Laboratory testing shows the latest addition to BASF Corp.'s line of Uvinul ultraviolet light stabilizers gives superior flavor and color protection to food products in PET packaging, a company official said.
In a technical presentation at the 2008 Society of Plastics Engineers Antec conference in Milwaukee, BASF Market Development Manager Greg Coughlin said Uvinul S-Pack, unveiled at K 2007, has potential applications in a variety of PET packaging, especially for sports drinks and juices.
He said testing of the resin additive has shown it substantially prolongs shelf life of products packaged in PET compared to those packaged in glass or untreated PET.
Bottles made with Uvinul S-Pack kept beta carotene from degrading for 36 days, compared to 22 days for glass and 13 days for plain PET, Coughlin said. Uvinul S-Pack bottles kept a vitamin A supplement intact for 49 days, compared to seven days for both untreated PET and glass, he said. In practical terms, using the additive could save food manufacturers serious money, Coughlin said.
``A common practice in the industry has been to overdose active ingredients or vitamins to ensure that after a period of time a certain amount of vitamin is still present. This new protective material can reduce that practice,'' he said.

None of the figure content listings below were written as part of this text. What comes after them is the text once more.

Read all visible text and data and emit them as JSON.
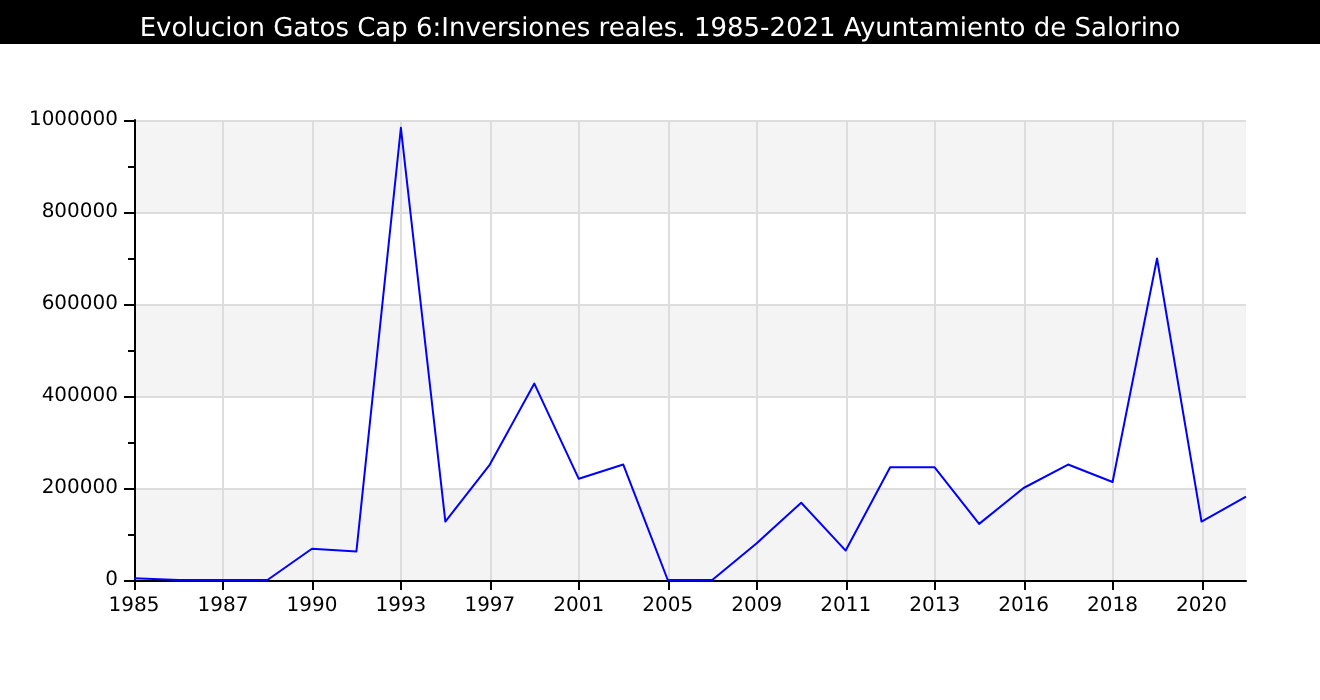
{
  "chart_data": {
    "type": "line",
    "title": "Evolucion Gatos Cap 6:Inversiones reales. 1985-2021 Ayuntamiento de Salorino",
    "categories": [
      "1985",
      null,
      "1987",
      null,
      "1990",
      null,
      "1993",
      null,
      "1997",
      null,
      "2001",
      null,
      "2005",
      null,
      "2009",
      null,
      "2011",
      null,
      "2013",
      null,
      "2016",
      null,
      "2018",
      null,
      "2020",
      null
    ],
    "series": [
      {
        "color": "#0000ff",
        "values": [
          4000,
          0,
          0,
          0,
          68000,
          62000,
          983000,
          127000,
          251000,
          427000,
          220000,
          251000,
          0,
          0,
          80000,
          168000,
          64000,
          245000,
          245000,
          122000,
          200000,
          251000,
          213000,
          699000,
          127000,
          181000
        ]
      }
    ],
    "ylim": [
      0,
      1000000
    ],
    "yticks": [
      0,
      200000,
      400000,
      600000,
      800000,
      1000000
    ],
    "grid": true,
    "marker": "none",
    "line_style": "solid"
  }
}
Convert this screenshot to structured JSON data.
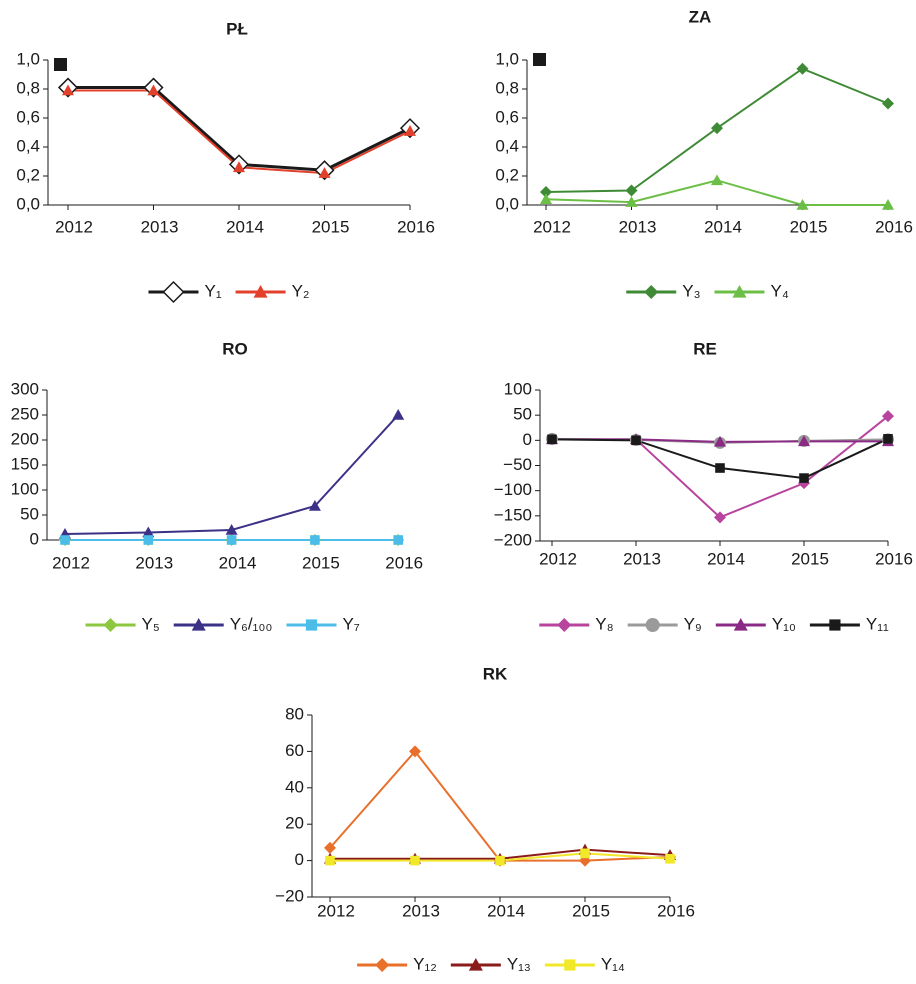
{
  "chart_data": [
    {
      "type": "line",
      "title": "PŁ",
      "categories": [
        "2012",
        "2013",
        "2014",
        "2015",
        "2016"
      ],
      "ylim": [
        0,
        1
      ],
      "yticks": [
        {
          "value": 0,
          "label": "0,0"
        },
        {
          "value": 0.2,
          "label": "0,2"
        },
        {
          "value": 0.4,
          "label": "0,4"
        },
        {
          "value": 0.6,
          "label": "0,6"
        },
        {
          "value": 0.8,
          "label": "0,8"
        },
        {
          "value": 1,
          "label": "1,0"
        }
      ],
      "series": [
        {
          "name": "Y₁",
          "color": "#1a1a1a",
          "marker": "diamond",
          "marker_fill": "#ffffff",
          "values": [
            0.81,
            0.81,
            0.28,
            0.24,
            0.53
          ]
        },
        {
          "name": "Y₂",
          "color": "#e2402a",
          "marker": "triangle",
          "values": [
            0.79,
            0.79,
            0.26,
            0.22,
            0.51
          ]
        }
      ]
    },
    {
      "type": "line",
      "title": "ZA",
      "categories": [
        "2012",
        "2013",
        "2014",
        "2015",
        "2016"
      ],
      "ylim": [
        0,
        1
      ],
      "yticks": [
        {
          "value": 0,
          "label": "0,0"
        },
        {
          "value": 0.2,
          "label": "0,2"
        },
        {
          "value": 0.4,
          "label": "0,4"
        },
        {
          "value": 0.6,
          "label": "0,6"
        },
        {
          "value": 0.8,
          "label": "0,8"
        },
        {
          "value": 1,
          "label": "1,0"
        }
      ],
      "series": [
        {
          "name": "Y₃",
          "color": "#3f8a35",
          "marker": "diamond",
          "values": [
            0.09,
            0.1,
            0.53,
            0.94,
            0.7
          ]
        },
        {
          "name": "Y₄",
          "color": "#6cbf46",
          "marker": "triangle",
          "values": [
            0.04,
            0.02,
            0.17,
            0,
            0
          ]
        }
      ]
    },
    {
      "type": "line",
      "title": "RO",
      "categories": [
        "2012",
        "2013",
        "2014",
        "2015",
        "2016"
      ],
      "ylim": [
        0,
        300
      ],
      "yticks": [
        0,
        50,
        100,
        150,
        200,
        250,
        300
      ],
      "series": [
        {
          "name": "Y₅",
          "color": "#8dc63f",
          "marker": "diamond",
          "values": [
            0,
            0,
            0,
            0,
            0
          ]
        },
        {
          "name": "Y₆/₁₀₀",
          "color": "#3b3187",
          "marker": "triangle",
          "values": [
            12,
            15,
            20,
            68,
            250
          ]
        },
        {
          "name": "Y₇",
          "color": "#4bbde8",
          "marker": "square",
          "values": [
            0,
            0,
            0,
            0,
            0
          ]
        }
      ]
    },
    {
      "type": "line",
      "title": "RE",
      "categories": [
        "2012",
        "2013",
        "2014",
        "2015",
        "2016"
      ],
      "ylim": [
        -200,
        100
      ],
      "yticks": [
        {
          "value": -200,
          "label": "−200"
        },
        {
          "value": -150,
          "label": "−150"
        },
        {
          "value": -100,
          "label": "−100"
        },
        {
          "value": -50,
          "label": "−50"
        },
        0,
        50,
        100
      ],
      "series": [
        {
          "name": "Y₈",
          "color": "#b8449e",
          "marker": "diamond",
          "values": [
            2,
            2,
            -153,
            -85,
            48
          ]
        },
        {
          "name": "Y₉",
          "color": "#9a9a9a",
          "marker": "circle",
          "values": [
            3,
            1,
            -5,
            -1,
            2
          ]
        },
        {
          "name": "Y₁₀",
          "color": "#8a2a84",
          "marker": "triangle",
          "values": [
            2,
            2,
            -3,
            -2,
            -2
          ]
        },
        {
          "name": "Y₁₁",
          "color": "#1a1a1a",
          "marker": "square",
          "values": [
            2,
            0,
            -55,
            -75,
            3
          ]
        }
      ]
    },
    {
      "type": "line",
      "title": "RK",
      "categories": [
        "2012",
        "2013",
        "2014",
        "2015",
        "2016"
      ],
      "ylim": [
        -20,
        80
      ],
      "yticks": [
        {
          "value": -20,
          "label": "−20"
        },
        0,
        20,
        40,
        60,
        80
      ],
      "series": [
        {
          "name": "Y₁₂",
          "color": "#e8702a",
          "marker": "diamond",
          "values": [
            7,
            60,
            0,
            0,
            2
          ]
        },
        {
          "name": "Y₁₃",
          "color": "#8b1a1a",
          "marker": "triangle",
          "values": [
            1,
            1,
            1,
            6,
            3
          ]
        },
        {
          "name": "Y₁₄",
          "color": "#f2e82a",
          "marker": "square",
          "values": [
            0,
            0,
            0,
            4,
            1
          ]
        }
      ]
    }
  ]
}
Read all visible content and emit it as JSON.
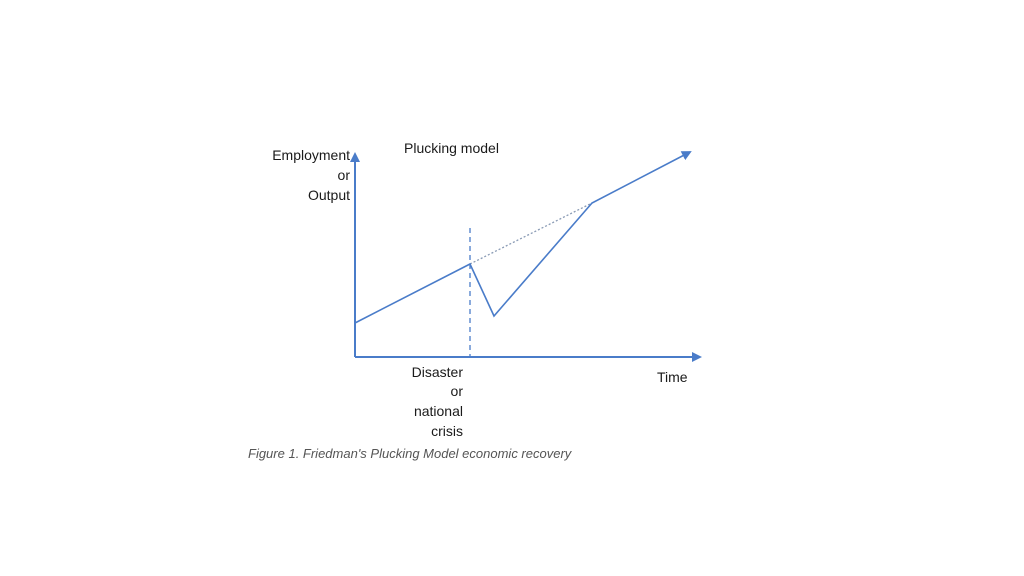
{
  "diagram": {
    "title": "Plucking model",
    "y_axis_label": [
      "Employment",
      "or",
      "Output"
    ],
    "x_axis_label": "Time",
    "event_label": [
      "Disaster",
      "or",
      "national",
      "crisis"
    ],
    "caption": "Figure 1. Friedman's Plucking Model economic recovery",
    "colors": {
      "axis": "#4a7cc9",
      "line": "#4a7cc9",
      "trend_dotted": "#8a9bb5",
      "text": "#1a1a1a",
      "caption": "#555555"
    }
  }
}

In the lab, PET bottles containing the UV absorber resisted yellowing when exposed to UV light better than untreated bottles and they kept red food coloring from fading during a 65-hour UV exposure, Coughlin said.
BASF Corp. showed off a variety of its products at the adjacent Plastics Encounter trade show, which ran May 4-8, along with Antec. Those included its Uvinul 5050 H UV light stabilizer for polyolefin films; and its Black Olive, Firemist, Lumina and Mearlite effect pigments.
Florham Park, N.J.-based BASF Corp. is the North American affiliate of BASF AG in Germany. The company had sales of approximately $16.4 billion in 2007.